Wary of allegations that Mel Gibson’s film, The Passion of the Christ, unfairly portrays Jews as the driving force behind Jesus’ crucifixion, organisers say their Easter Week re-enactment in the Israeli town of Nazareth is not about blame.
The outdoor performances by local Arab Christians and volunteers from the US and Europe take place in Nazareth Village – a life-size replica of a first century farming village built with the help of archaeologists and biblical scholars on a hill above modern Nazareth.
The re-enactments, which began last week and continue to Saturday, emphasise the betrayal by one of Jesus’ disciples, Judas, and the brutal treatment at the hands of the Roman soldiers.
“It’s really important for people to understand that this is the culmination of the life of a man who gave himself for reconciliation. It’s not about condemnation,” said Michael Hostetler, director of Nazareth Village
A performance in Arabic for an audience of about 100 people from Nazareth began with the Last Supper.
Under a full moon, the actor portraying Jesus washed the feet of his 12 disciples, volunteers from the audience.
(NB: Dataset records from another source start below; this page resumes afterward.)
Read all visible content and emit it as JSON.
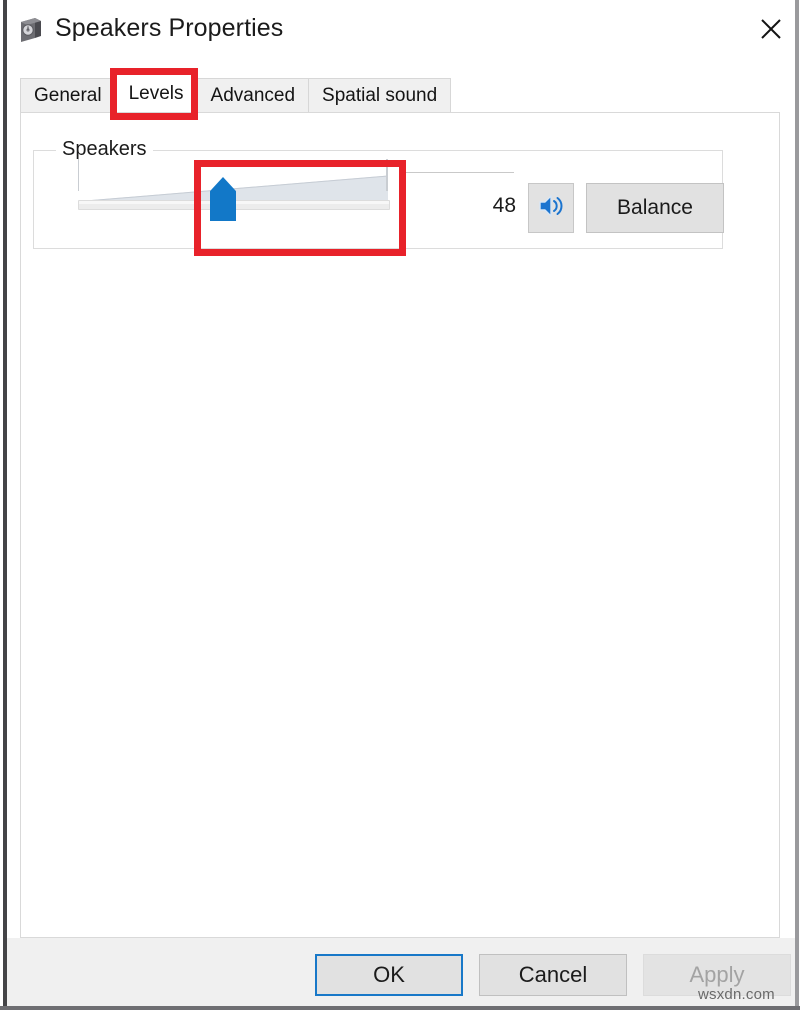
{
  "window": {
    "title": "Speakers Properties",
    "icon": "speaker-device-icon",
    "close_label": "✕"
  },
  "tabs": [
    {
      "label": "General",
      "active": false
    },
    {
      "label": "Levels",
      "active": true
    },
    {
      "label": "Advanced",
      "active": false
    },
    {
      "label": "Spatial sound",
      "active": false
    }
  ],
  "levels": {
    "group_label": "Speakers",
    "volume_value": "48",
    "volume_min": 0,
    "volume_max": 100,
    "mute_icon": "speaker-volume-icon",
    "balance_label": "Balance"
  },
  "footer": {
    "ok_label": "OK",
    "cancel_label": "Cancel",
    "apply_label": "Apply"
  },
  "watermark": "wsxdn.com",
  "colors": {
    "accent": "#1278c8",
    "annotation": "#e8222a",
    "focus_border": "#1878c8",
    "disabled_text": "#a3a3a3"
  }
}
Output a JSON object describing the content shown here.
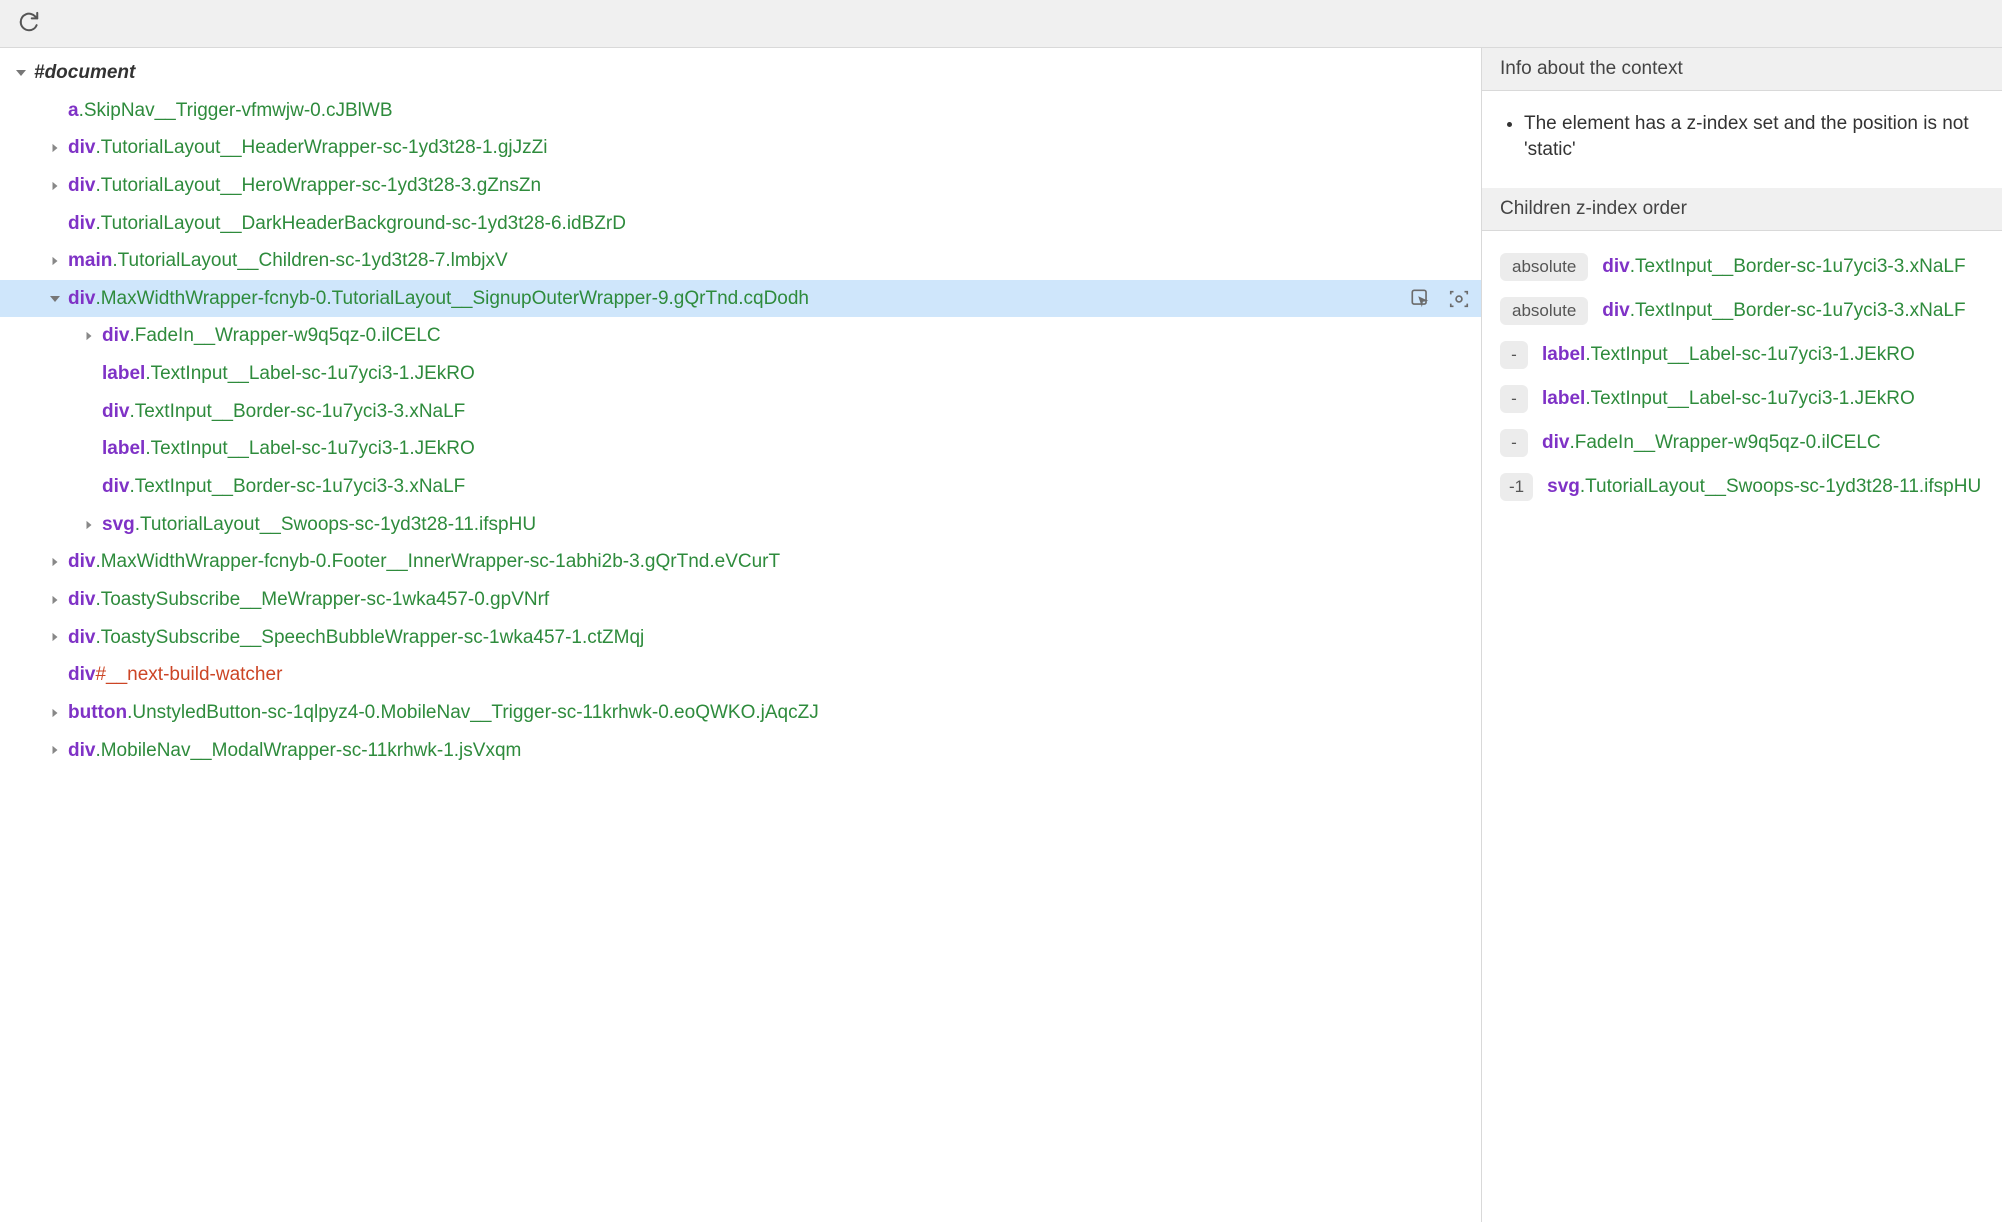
{
  "toolbar": {
    "reload_title": "Reload"
  },
  "tree": {
    "root": {
      "tag": "#document",
      "expanded": true
    },
    "nodes": [
      {
        "id": "a1",
        "depth": 1,
        "arrow": "none",
        "tag": "a",
        "cls": ".SkipNav__Trigger-vfmwjw-0.cJBlWB"
      },
      {
        "id": "d1",
        "depth": 1,
        "arrow": "closed",
        "tag": "div",
        "cls": ".TutorialLayout__HeaderWrapper-sc-1yd3t28-1.gjJzZi"
      },
      {
        "id": "d2",
        "depth": 1,
        "arrow": "closed",
        "tag": "div",
        "cls": ".TutorialLayout__HeroWrapper-sc-1yd3t28-3.gZnsZn"
      },
      {
        "id": "d3",
        "depth": 1,
        "arrow": "none",
        "tag": "div",
        "cls": ".TutorialLayout__DarkHeaderBackground-sc-1yd3t28-6.idBZrD"
      },
      {
        "id": "m1",
        "depth": 1,
        "arrow": "closed",
        "tag": "main",
        "cls": ".TutorialLayout__Children-sc-1yd3t28-7.lmbjxV"
      },
      {
        "id": "d4",
        "depth": 1,
        "arrow": "open",
        "tag": "div",
        "cls": ".MaxWidthWrapper-fcnyb-0.TutorialLayout__SignupOuterWrapper-9.gQrTnd.cqDodh",
        "selected": true
      },
      {
        "id": "d4a",
        "depth": 2,
        "arrow": "closed",
        "tag": "div",
        "cls": ".FadeIn__Wrapper-w9q5qz-0.ilCELC"
      },
      {
        "id": "d4b",
        "depth": 2,
        "arrow": "none",
        "tag": "label",
        "cls": ".TextInput__Label-sc-1u7yci3-1.JEkRO"
      },
      {
        "id": "d4c",
        "depth": 2,
        "arrow": "none",
        "tag": "div",
        "cls": ".TextInput__Border-sc-1u7yci3-3.xNaLF"
      },
      {
        "id": "d4d",
        "depth": 2,
        "arrow": "none",
        "tag": "label",
        "cls": ".TextInput__Label-sc-1u7yci3-1.JEkRO"
      },
      {
        "id": "d4e",
        "depth": 2,
        "arrow": "none",
        "tag": "div",
        "cls": ".TextInput__Border-sc-1u7yci3-3.xNaLF"
      },
      {
        "id": "d4f",
        "depth": 2,
        "arrow": "closed",
        "tag": "svg",
        "cls": ".TutorialLayout__Swoops-sc-1yd3t28-11.ifspHU"
      },
      {
        "id": "d5",
        "depth": 1,
        "arrow": "closed",
        "tag": "div",
        "cls": ".MaxWidthWrapper-fcnyb-0.Footer__InnerWrapper-sc-1abhi2b-3.gQrTnd.eVCurT"
      },
      {
        "id": "d6",
        "depth": 1,
        "arrow": "closed",
        "tag": "div",
        "cls": ".ToastySubscribe__MeWrapper-sc-1wka457-0.gpVNrf"
      },
      {
        "id": "d7",
        "depth": 1,
        "arrow": "closed",
        "tag": "div",
        "cls": ".ToastySubscribe__SpeechBubbleWrapper-sc-1wka457-1.ctZMqj"
      },
      {
        "id": "d8",
        "depth": 1,
        "arrow": "none",
        "tag": "div",
        "idsel": "#__next-build-watcher"
      },
      {
        "id": "b1",
        "depth": 1,
        "arrow": "closed",
        "tag": "button",
        "cls": ".UnstyledButton-sc-1qlpyz4-0.MobileNav__Trigger-sc-11krhwk-0.eoQWKO.jAqcZJ"
      },
      {
        "id": "d9",
        "depth": 1,
        "arrow": "closed",
        "tag": "div",
        "cls": ".MobileNav__ModalWrapper-sc-11krhwk-1.jsVxqm"
      }
    ]
  },
  "side": {
    "context_header": "Info about the context",
    "context_bullets": [
      "The element has a z-index set and the position is not 'static'"
    ],
    "zorder_header": "Children z-index order",
    "zchildren": [
      {
        "badge": "absolute",
        "tag": "div",
        "cls": ".TextInput__Border-sc-1u7yci3-3.xNaLF"
      },
      {
        "badge": "absolute",
        "tag": "div",
        "cls": ".TextInput__Border-sc-1u7yci3-3.xNaLF"
      },
      {
        "badge": "-",
        "tag": "label",
        "cls": ".TextInput__Label-sc-1u7yci3-1.JEkRO"
      },
      {
        "badge": "-",
        "tag": "label",
        "cls": ".TextInput__Label-sc-1u7yci3-1.JEkRO"
      },
      {
        "badge": "-",
        "tag": "div",
        "cls": ".FadeIn__Wrapper-w9q5qz-0.ilCELC"
      },
      {
        "badge": "-1",
        "tag": "svg",
        "cls": ".TutorialLayout__Swoops-sc-1yd3t28-11.ifspHU"
      }
    ]
  },
  "icons": {
    "inspect_title": "Inspect element",
    "screenshot_title": "Capture node screenshot"
  }
}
They sat around a long, low table beneath a tent, their faces illuminated by small oil lamps.
Jesus is played by a 33-year-old Nazarene, Samir Hawa, who ploughs the wheat and barely fields nearby during the day and helps with construction on the site, just like the biblical Jesus, traditionally identified as a carpenter.
As the audience walked through the village, the next scene unfolded at the synagogue, where Judas conspired with the high priest to hand over Jesus. The priest tossed him a small sack of coins.
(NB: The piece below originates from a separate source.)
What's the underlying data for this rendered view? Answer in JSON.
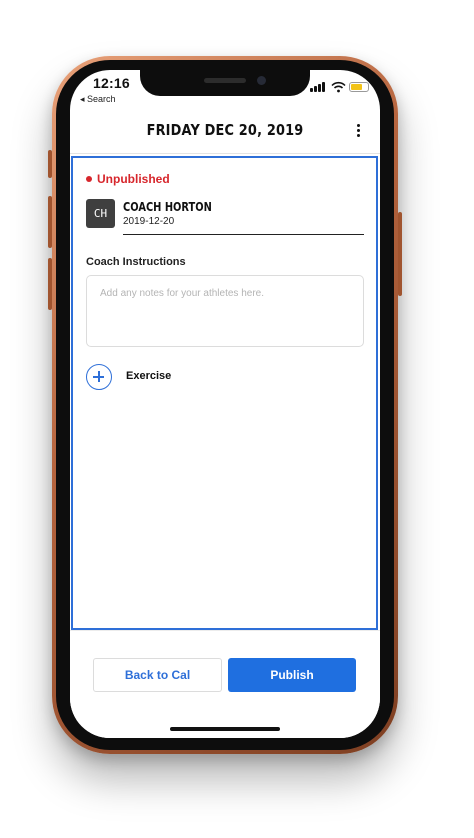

Moments later, Roman soldiers in red-plumed helmets and cloaks appeared from behind the crowd, dragging Jesus into a building to stand before Pontius Pilate. Then he was flogged, his simulated screams heard from inside the building.
In the glow of streaking torch light, the Roman troops shoved Jesus – wearing a crown of thorns, red paint representing blood on his face and hefting a cross on his shoulders – along a winding path through an olive grove.
They occasionally barked at the audience to stand clear. A choir followed, singing Via Dolorosa in Arabic, representing the route Jesus took to his crucifixion.
Some in the audience gasped as Jesus’ feet gave way and the burly man stumbled to the ground.
“It’s a great show, to see how Jesus went through all of this for us,” said Ihab Sayigh, 25, a Nazareth resident who works for a software company.
Hawa, who plays Jesus, acknowledged that it’s not easy to get roughed up for two shows each night. But his work in the play and at the village is worth the toll, he said.
“I want to do something with my life,” said Hawa. “I can’t speak to the people I can’t be a priest. So this is the best way for me to do it.”
Nazareth Village is an attempt to recreate a working Galilean village of 2,000 years ago, to farm it with period tools and to understand how that land might have influenced Jesus.
The six acre village, which opened in October 2000, draws many volunteers and about 10,000 visitors a year. Modern-day Nazareth is a city of 70,000, about one-third of them Christians.